He touches the plant and, just like in the mural, light explodes out of it, bathing the entire antechamber in a bright blue for an instant. Zolf covers his face with his arms and squeezes his eyes tightly shut, waiting for the light to dissapate before opening them a crack, watching as the crowds in front of him cheer. Flowers begin growing everywhere the beams of light touched, out of the walls and through the stone floor, and the merpeople hug each other and race to grab the flowers that won’t stop growing. 

He turns toward the king with a smile on his face, because if Zolf did a good job, he must be happy, but feels a strange shattering in his chest as the king looks heartbroken, swimming toward a nearby group of flowers pushing through a crack in the wall.

“This isn’t  _ right _ ,” the king whispers, holding a pile of dead flowers in his hands. “Drifter, this isn’t what was supposed to happen! The flowers are the wrong color!” 

It doesn’t take long for the confusion to spread among the masses, passing hushed whispers and betrayed cries between them.

“The Drifter didn’t save us?”

“Maybe the prophecy will still come true!”

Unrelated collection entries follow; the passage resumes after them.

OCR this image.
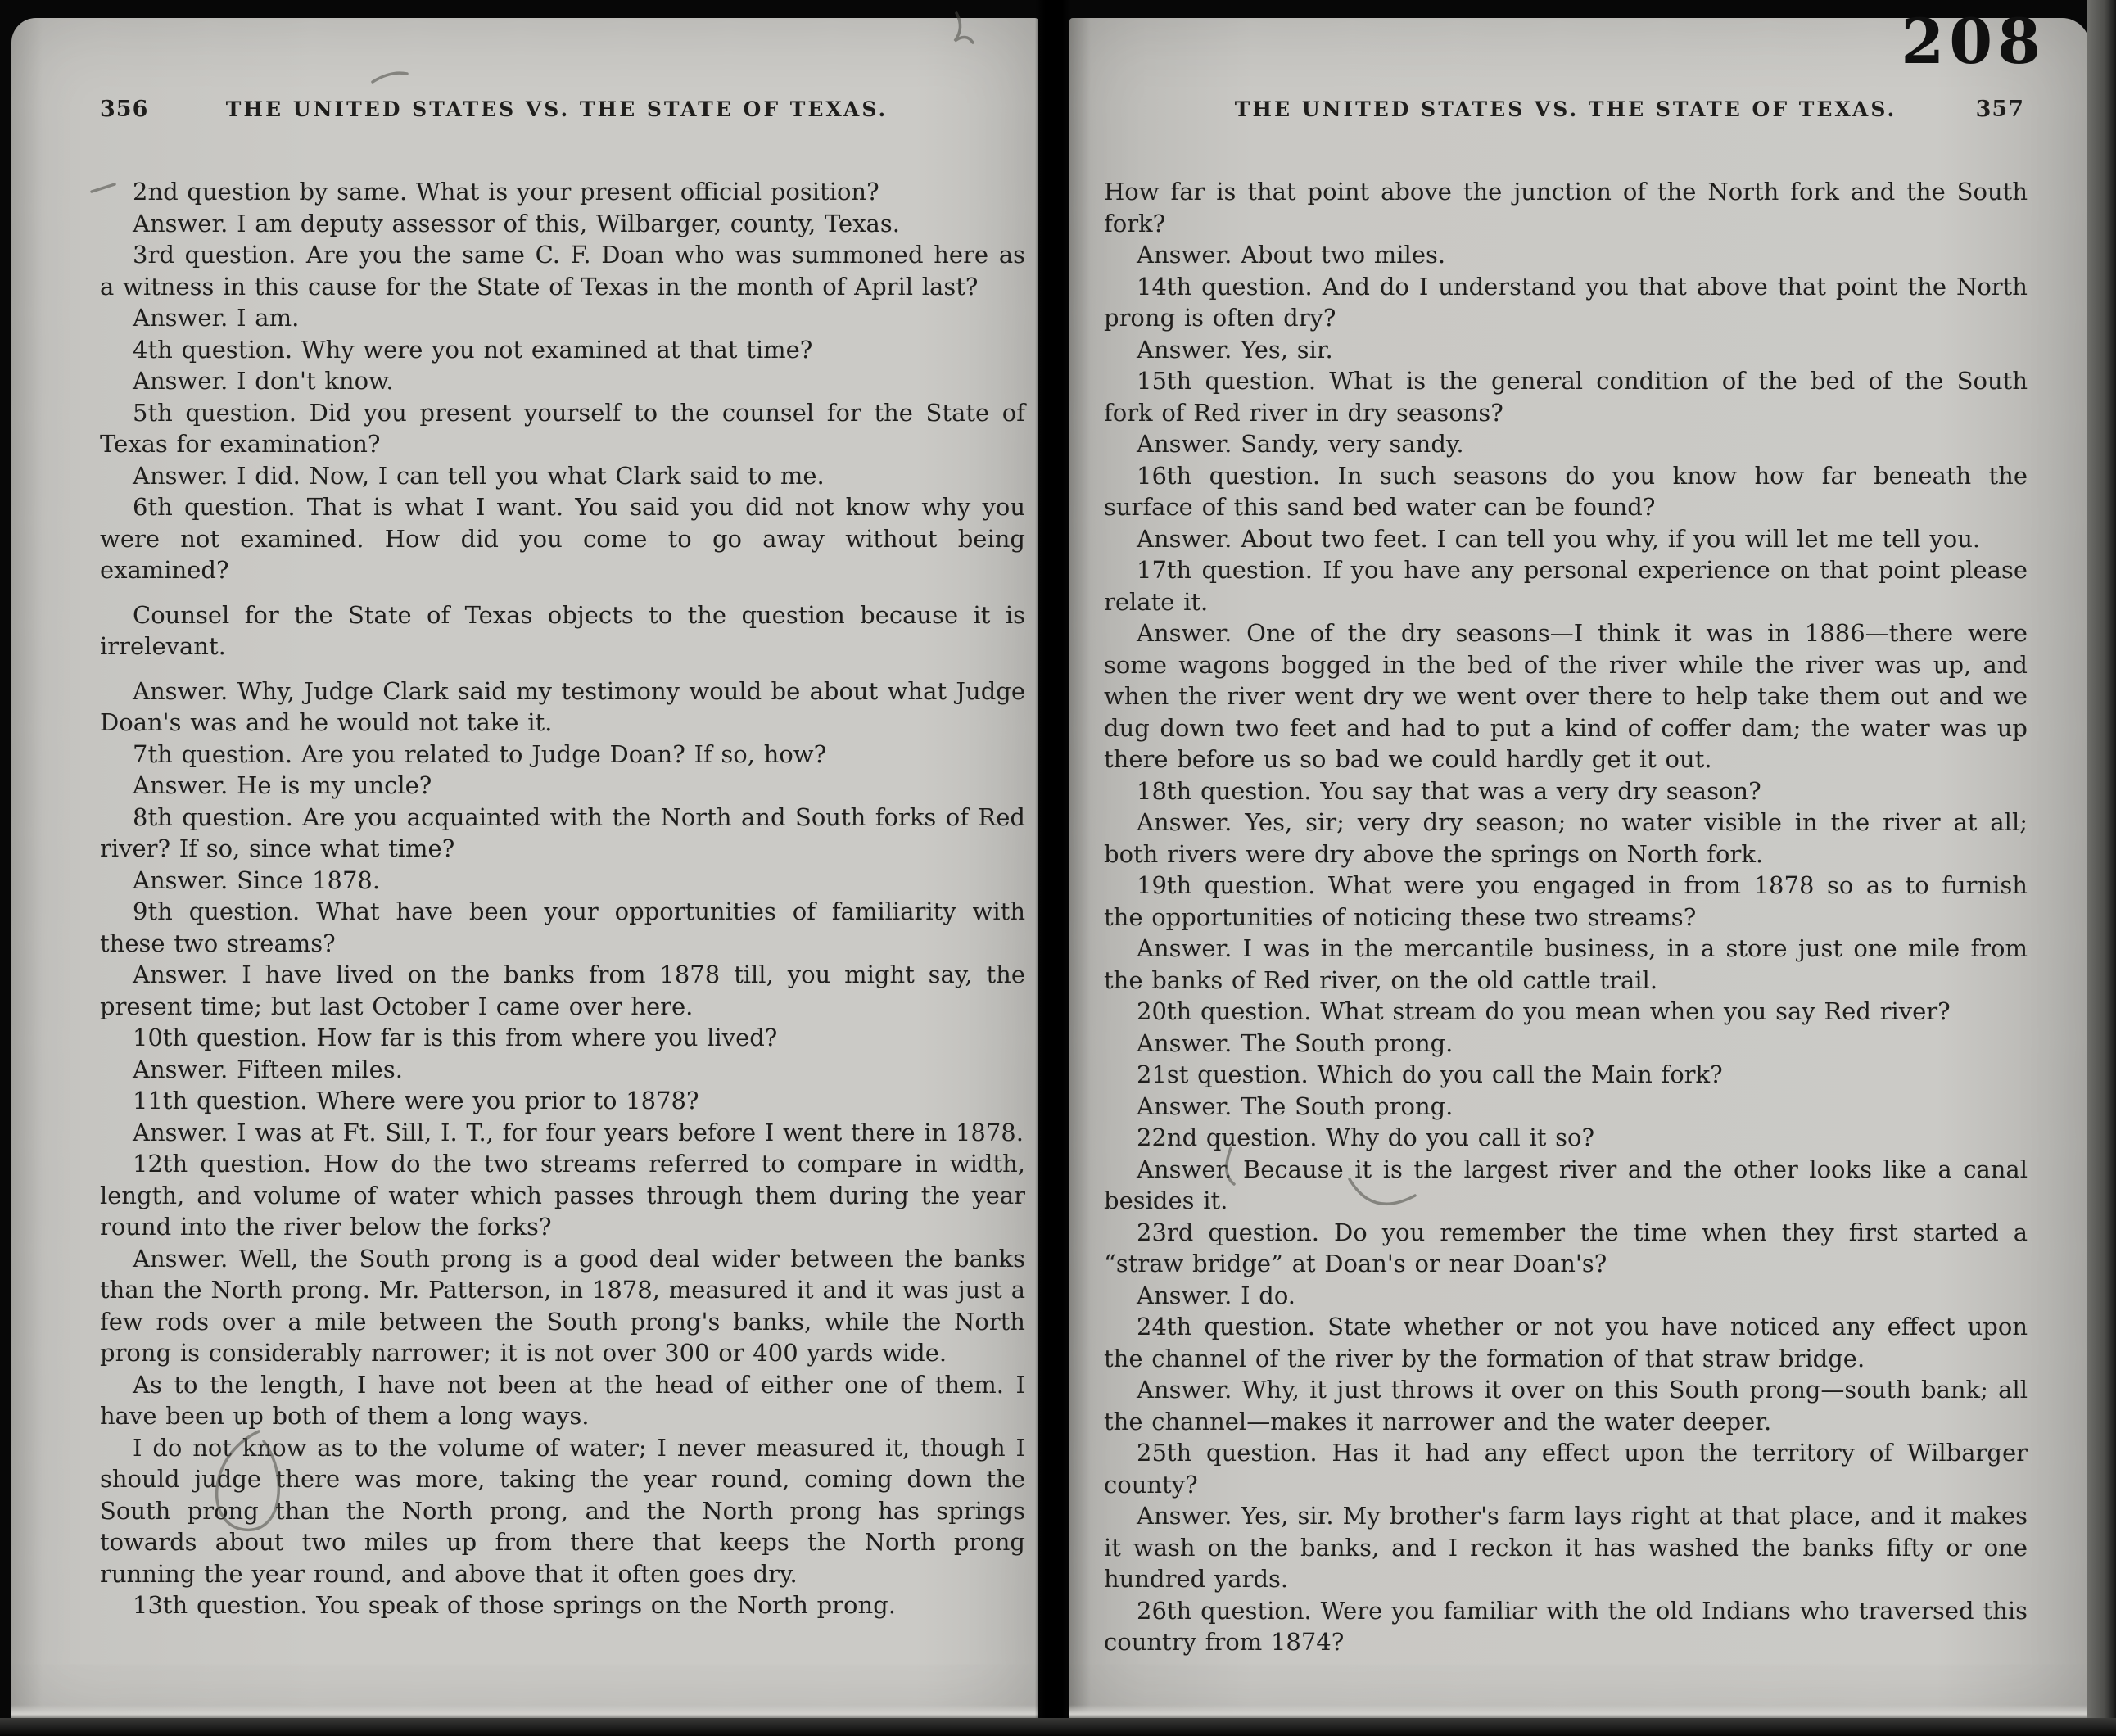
356	THE UNITED STATES VS. THE STATE OF TEXAS.

2nd question by same. What is your present official position?

Answer. I am deputy assessor of this, Wilbarger, county, Texas.

3rd question. Are you the same C. F. Doan who was summoned here as a witness in this cause for the State of Texas in the month of April last?

Answer. I am.

4th question. Why were you not examined at that time?

Answer. I don't know.

5th question. Did you present yourself to the counsel for the State of Texas for examination?

Answer. I did. Now, I can tell you what Clark said to me.

6th question. That is what I want. You said you did not know why you were not examined. How did you come to go away without being examined?

Counsel for the State of Texas objects to the question because it is irrelevant.

Answer. Why, Judge Clark said my testimony would be about what Judge Doan's was and he would not take it.

7th question. Are you related to Judge Doan? If so, how?

Answer. He is my uncle?

8th question. Are you acquainted with the North and South forks of Red river? If so, since what time?

Answer. Since 1878.

9th question. What have been your opportunities of familiarity with these two streams?

Answer. I have lived on the banks from 1878 till, you might say, the present time; but last October I came over here.

10th question. How far is this from where you lived?

Answer. Fifteen miles.

11th question. Where were you prior to 1878?

Answer. I was at Ft. Sill, I. T., for four years before I went there in 1878.

12th question. How do the two streams referred to compare in width, length, and volume of water which passes through them during the year round into the river below the forks?

Answer. Well, the South prong is a good deal wider between the banks than the North prong. Mr. Patterson, in 1878, measured it and it was just a few rods over a mile between the South prong's banks, while the North prong is considerably narrower; it is not over 300 or 400 yards wide.

As to the length, I have not been at the head of either one of them. I have been up both of them a long ways.

I do not know as to the volume of water; I never measured it, though I should judge there was more, taking the year round, coming down the South prong than the North prong, and the North prong has springs towards about two miles up from there that keeps the North prong running the year round, and above that it often goes dry.

13th question. You speak of those springs on the North prong.

THE UNITED STATES VS. THE STATE OF TEXAS.	357

How far is that point above the junction of the North fork and the South fork?

Answer. About two miles.

14th question. And do I understand you that above that point the North prong is often dry?

Answer. Yes, sir.

15th question. What is the general condition of the bed of the South fork of Red river in dry seasons?

Answer. Sandy, very sandy.

16th question. In such seasons do you know how far beneath the surface of this sand bed water can be found?

Answer. About two feet. I can tell you why, if you will let me tell you.

17th question. If you have any personal experience on that point please relate it.

Answer. One of the dry seasons—I think it was in 1886—there were some wagons bogged in the bed of the river while the river was up, and when the river went dry we went over there to help take them out and we dug down two feet and had to put a kind of coffer dam; the water was up there before us so bad we could hardly get it out.

18th question. You say that was a very dry season?

Answer. Yes, sir; very dry season; no water visible in the river at all; both rivers were dry above the springs on North fork.

19th question. What were you engaged in from 1878 so as to furnish the opportunities of noticing these two streams?

Answer. I was in the mercantile business, in a store just one mile from the banks of Red river, on the old cattle trail.

20th question. What stream do you mean when you say Red river?

Answer. The South prong.

21st question. Which do you call the Main fork?

Answer. The South prong.

22nd question. Why do you call it so?

Answer. Because it is the largest river and the other looks like a canal besides it.

23rd question. Do you remember the time when they first started a “straw bridge” at Doan's or near Doan's?

Answer. I do.

24th question. State whether or not you have noticed any effect upon the channel of the river by the formation of that straw bridge.

Answer. Why, it just throws it over on this South prong—south bank; all the channel—makes it narrower and the water deeper.

25th question. Has it had any effect upon the territory of Wilbarger county?

Answer. Yes, sir. My brother's farm lays right at that place, and it makes it wash on the banks, and I reckon it has washed the banks fifty or one hundred yards.

26th question. Were you familiar with the old Indians who traversed this country from 1874?

208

“He needs to try again! My wife is sick, this was the only cure!”

“Drifter, what have you  _ done?” _

Zolf looks back and forth between them all, arguing with each other and looking at him as though he understands any of this, and shrinks down to be as small as possible as they all move closer to him. He sees an out, through a few of the strangers crowding him, and makes his escape, lump in his throat as he curls in on himself and swims away. The sound of their yells follow him as he swims, and he cups his hands over his ears to block them out, squeezing his eyes shut and moving ahead blindly. 

He smacks headfirst into something hard and cries out in pain, slowly sinking to the bottom of the water as he tries to block out the view of all of their disappointed faces, their shouts, and their confusion from his memory. His tail gently touches down on the sand and Zolf wraps his arms around himself, looking up at the surface. 

“I don’t… want to be the drifter,” Zolf whispers to the darkness. 

Silence is his only response. There’s not even a hint of the voice that had spoken to him earlier, no whispers on the current, and Zolf sits there, helpless, no idea where to go. 

“Please…” 


End file.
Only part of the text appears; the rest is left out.